Era colpa sua tutto quello che era accaduto a lui ed Hans, ognuna delle
ingiurie che li avevano colpiti, ognuna delle ferite che solcavano le
loro pelli portava inciso il suo nome. Se lui non li avesse denunciati
sperando di ottenere chissà cosa, in quel momento sarebbe
potuto essere accanto al suo maestro, non incatenato in una sudicia
cella e coperto di lividi e sangue.
Il Cavaliere attese che il torturatore fosse uscito dalla prigione
prima di parlare.
- Non volevo che andasse a finire così, credimi,
l’ultima cosa che avrei voluto è la tua
sofferenza, ma è stato inevitabile. –
esordì con un tono pacato e così sincero che
quasi gli credette – Però siamo ancora in tempo
per rimediare!- .
- Che cosa vuoi da me?- chiese a fatica il ragazzo, la voce trasudante
di collera, prima di scoppiare a tossire furiosamente.
Faticava a parlare, aveva la gola secca per le urla e la sete, ed ogni
parola sembrava grattarla stuzzicandone sadicamente la pelle arrossata.
- Tutto! Voglio tutto di te!- rispose Gustav con estrema
semplicità.
Peter sollevò la testa, quel tanto che glielo permettessero
i suoi muscoli doloranti, per fissarlo stupefatto. Il Cavaliere sorrise
davanti il suo stupore: nonostante tutto non aveva rinunciato a lui e
se avesse giocato bene le proprie carte, avrebbe potuto avere quella
bellezza per sé, solo per sé.
- Pensaci bene: cosa può offrirti quel bastardo ora? Solo
dolore e morte, un’atroce ed umiliante fine.

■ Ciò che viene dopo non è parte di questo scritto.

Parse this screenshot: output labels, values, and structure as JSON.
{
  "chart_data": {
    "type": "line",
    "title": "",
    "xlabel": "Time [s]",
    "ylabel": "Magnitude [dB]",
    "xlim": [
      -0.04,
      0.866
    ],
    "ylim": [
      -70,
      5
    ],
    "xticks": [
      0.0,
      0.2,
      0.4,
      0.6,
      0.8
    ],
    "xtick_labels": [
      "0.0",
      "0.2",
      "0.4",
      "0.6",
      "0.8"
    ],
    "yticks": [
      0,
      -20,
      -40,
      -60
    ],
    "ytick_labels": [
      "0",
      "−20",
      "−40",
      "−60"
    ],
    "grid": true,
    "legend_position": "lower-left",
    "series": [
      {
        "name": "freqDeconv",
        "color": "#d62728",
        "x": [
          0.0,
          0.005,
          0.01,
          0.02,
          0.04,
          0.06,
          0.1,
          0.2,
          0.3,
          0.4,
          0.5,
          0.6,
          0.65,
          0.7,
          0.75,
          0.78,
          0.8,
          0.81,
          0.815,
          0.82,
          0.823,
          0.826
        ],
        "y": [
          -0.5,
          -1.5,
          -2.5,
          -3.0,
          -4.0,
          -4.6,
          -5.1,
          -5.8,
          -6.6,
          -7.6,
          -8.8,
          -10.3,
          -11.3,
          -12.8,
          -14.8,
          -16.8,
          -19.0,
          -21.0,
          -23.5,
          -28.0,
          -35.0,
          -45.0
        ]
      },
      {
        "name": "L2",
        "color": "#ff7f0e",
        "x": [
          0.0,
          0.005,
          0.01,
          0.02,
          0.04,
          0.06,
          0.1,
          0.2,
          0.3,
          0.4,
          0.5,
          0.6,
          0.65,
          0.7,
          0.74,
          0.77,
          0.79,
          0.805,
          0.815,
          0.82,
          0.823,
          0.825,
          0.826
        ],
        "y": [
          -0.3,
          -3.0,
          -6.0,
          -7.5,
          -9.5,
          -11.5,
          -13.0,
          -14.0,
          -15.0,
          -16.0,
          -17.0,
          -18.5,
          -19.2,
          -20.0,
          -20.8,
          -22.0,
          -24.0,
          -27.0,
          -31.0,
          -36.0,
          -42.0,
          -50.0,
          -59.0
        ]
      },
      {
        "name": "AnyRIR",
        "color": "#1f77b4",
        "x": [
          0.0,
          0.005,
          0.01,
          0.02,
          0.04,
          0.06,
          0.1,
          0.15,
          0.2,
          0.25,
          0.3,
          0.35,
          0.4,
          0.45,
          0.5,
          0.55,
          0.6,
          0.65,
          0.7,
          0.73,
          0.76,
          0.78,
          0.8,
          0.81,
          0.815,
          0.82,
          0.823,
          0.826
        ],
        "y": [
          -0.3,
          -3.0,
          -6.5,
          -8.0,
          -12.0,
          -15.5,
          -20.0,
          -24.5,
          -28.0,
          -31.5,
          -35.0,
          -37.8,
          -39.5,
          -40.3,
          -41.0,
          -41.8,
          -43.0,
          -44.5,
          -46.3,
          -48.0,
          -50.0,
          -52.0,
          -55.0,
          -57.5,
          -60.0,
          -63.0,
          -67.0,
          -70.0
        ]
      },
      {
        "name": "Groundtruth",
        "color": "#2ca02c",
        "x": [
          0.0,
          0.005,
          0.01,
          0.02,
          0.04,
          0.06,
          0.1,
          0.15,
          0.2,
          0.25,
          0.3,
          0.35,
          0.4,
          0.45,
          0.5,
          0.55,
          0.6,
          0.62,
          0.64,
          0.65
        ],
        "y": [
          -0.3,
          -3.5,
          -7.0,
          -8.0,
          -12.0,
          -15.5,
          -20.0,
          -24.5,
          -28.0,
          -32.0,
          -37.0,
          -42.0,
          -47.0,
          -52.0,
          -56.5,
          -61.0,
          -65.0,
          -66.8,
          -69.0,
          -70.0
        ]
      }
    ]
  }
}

Nient’altro. Ma se tu scegliessi me io potrei far decadere
tutte le accuse contro di te, ti porterei via di qui e ti nasconderei
nel mio castello. Li nessuno verrebbe a cercarti. Ti darò
tutto quello che desideri: pellicce, gioielli, buon vino e cibo. Non ti
farò mai mancare nulla e sarai trattato con il rispetto
dovuto al tuo titolo ed al nome che porti. In cambio voglio solo che tu
divida il tuo letto con me. Non ti chiedo molto, non ti sembra?- .
Aveva parlato con un tono di voce basso e calmo, le labbra piegate in
un sorriso sicuro che avrebbe voluto essere sensuale. Tutti gli esseri
umani avevano un prezzo, bastava soltanto scoprire quale fosse e li si
aveva in pugno. Peter era ancora un ragazzo che non aveva mai
conosciuto veramente la vita, e per questo era ingenuo, sarebbe stato
fin troppo facile ingannarlo con promesse e parole che non lo avrebbero
impegnato più di tanto. Soltanto finché avrebbe
saputo tenere acceso il suo interesse verso il suo corpo. Infondo gli
sarebbe bastato possedere quel corpo una sola volta, poi avrebbe potuto
gettarlo via: ormai era null’altro che un giocattolo usato
che aveva perso quel dolce candore che lo rendeva così
attraente. Era un vero peccato che si fosse lasciato insudiciare da
quel mezzosangue, avrebbero potuto divertirsi più a lungo
insieme.
- Tu meriti di adornare solo l’uomo più potente di
queste terre!- .
Ma cosa stava dicendo? Peter non riusciva a dare un senso a quelle
parole. Gli stava davvero chiedendo di vendersi a lui come una
prostituta? Cercò di intercettare il suo sguardo e vi lesse
tutto quello che voleva da lui. Non gli interessava niente di lui, solo
di rivoltarlo come un calzino fino a che non gli fosse venuto a noia.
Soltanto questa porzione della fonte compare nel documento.